Vegan Strawberry Shortcake

Prep Time: 5 min Cooking time: 25 min

Try this twist on a classic dessert. Delicious, fluffy cakes featuring leftover almond pulp from the Almond Cow. Topped with a lightly sweetened, creamy coconut whipped cream, and loads of strawberries.

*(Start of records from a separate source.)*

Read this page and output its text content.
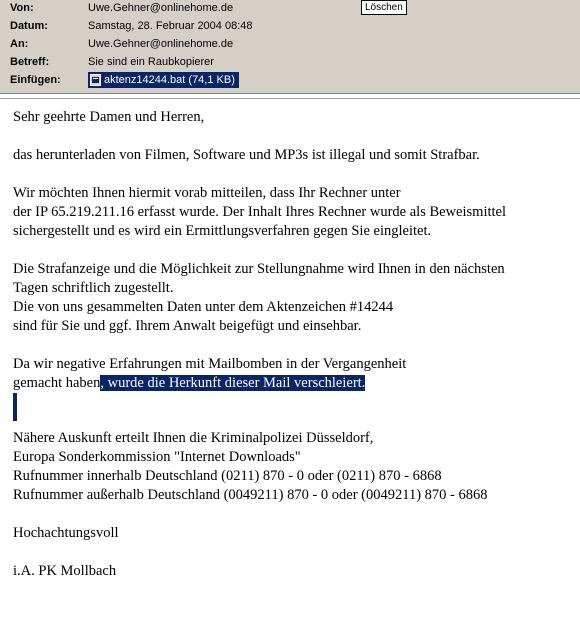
Von:	Uwe.Gehner@onlinehome.de	Löschen
Datum:	Samstag, 28. Februar 2004 08:48
An:	Uwe.Gehner@onlinehome.de
Betreff:	Sie sind ein Raubkopierer
Einfügen:	aktenz14244.bat (74,1 KB)

Sehr geehrte Damen und Herren,

das herunterladen von Filmen, Software und MP3s ist illegal und somit Strafbar.

Wir möchten Ihnen hiermit vorab mitteilen, dass Ihr Rechner unter
der IP 65.219.211.16 erfasst wurde. Der Inhalt Ihres Rechner wurde als Beweismittel
sichergestellt und es wird ein Ermittlungsverfahren gegen Sie eingleitet.

Die Strafanzeige und die Möglichkeit zur Stellungnahme wird Ihnen in den nächsten
Tagen schriftlich zugestellt.
Die von uns gesammelten Daten unter dem Aktenzeichen #14244
sind für Sie und ggf. Ihrem Anwalt beigefügt und einsehbar.

Da wir negative Erfahrungen mit Mailbomben in der Vergangenheit
gemacht haben, wurde die Herkunft dieser Mail verschleiert.

Nähere Auskunft erteilt Ihnen die Kriminalpolizei Düsseldorf,
Europa Sonderkommission "Internet Downloads"
Rufnummer innerhalb Deutschland (0211) 870 - 0 oder (0211) 870 - 6868
Rufnummer außerhalb Deutschland (0049211) 870 - 0 oder (0049211) 870 - 6868

Hochachtungsvoll

i.A. PK Mollbach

Servings: 4-5 mini cakes, 2 regular sized cakes


  • 2 cups plant-based milk
  • 2 cups gluten-free flour (Bob's Red Mill 1 to 1 gluten free baking flour was used for this recipe. Other brands can be used, but results may vary.)
  • ½ cup almond flour
  • ½ cup almond pulp, press excess liquid out (from almond milk)
  • 1 ¼ cup monkfruit sweetener (or coconut sugar, cane sugar)
  • 1 tbsp baking powder
  • 1 tbsp apple cider vinegar
  • 1 tsp baking soda
  • ¾ cup coconut oil (melted)
  • 1 tbsp vanilla extract


  • 1 can coconut cream (solid part)**
  • 1-2 tbsp maple syrup
  • 1 cup fresh strawberries


Step 1

Preheat oven to 350F. Grease mini pans or two 8 inch pans with coconut oil and line with parchment paper.

Step 2

In a large bowl add all dry ingredients and combine.

Step 3

In a separate bowl, mix all wet ingredients and add to dry ingredients. Mix with a spatula or hand mixer until just combined.

Step 4

Evenly distribute the batter into your pans and bake for about 25 minutes in the oven.

Step 5

Once the cakes are done, transfer onto a cooling rack for about 5-10 minutes before garnishing.

Step 6

To prepare the coconut whipped cream, mix solid part of coconut cream with a tablespoon of maple syrup with a spatula.

Step 7

Top cakes with whipped cream and garnish with fresh strawberries and maple syrup.


*Squeeze out any excess liquid before using in recipe.
**Place your can of coconut cream in the fridge overnight if it is not solid.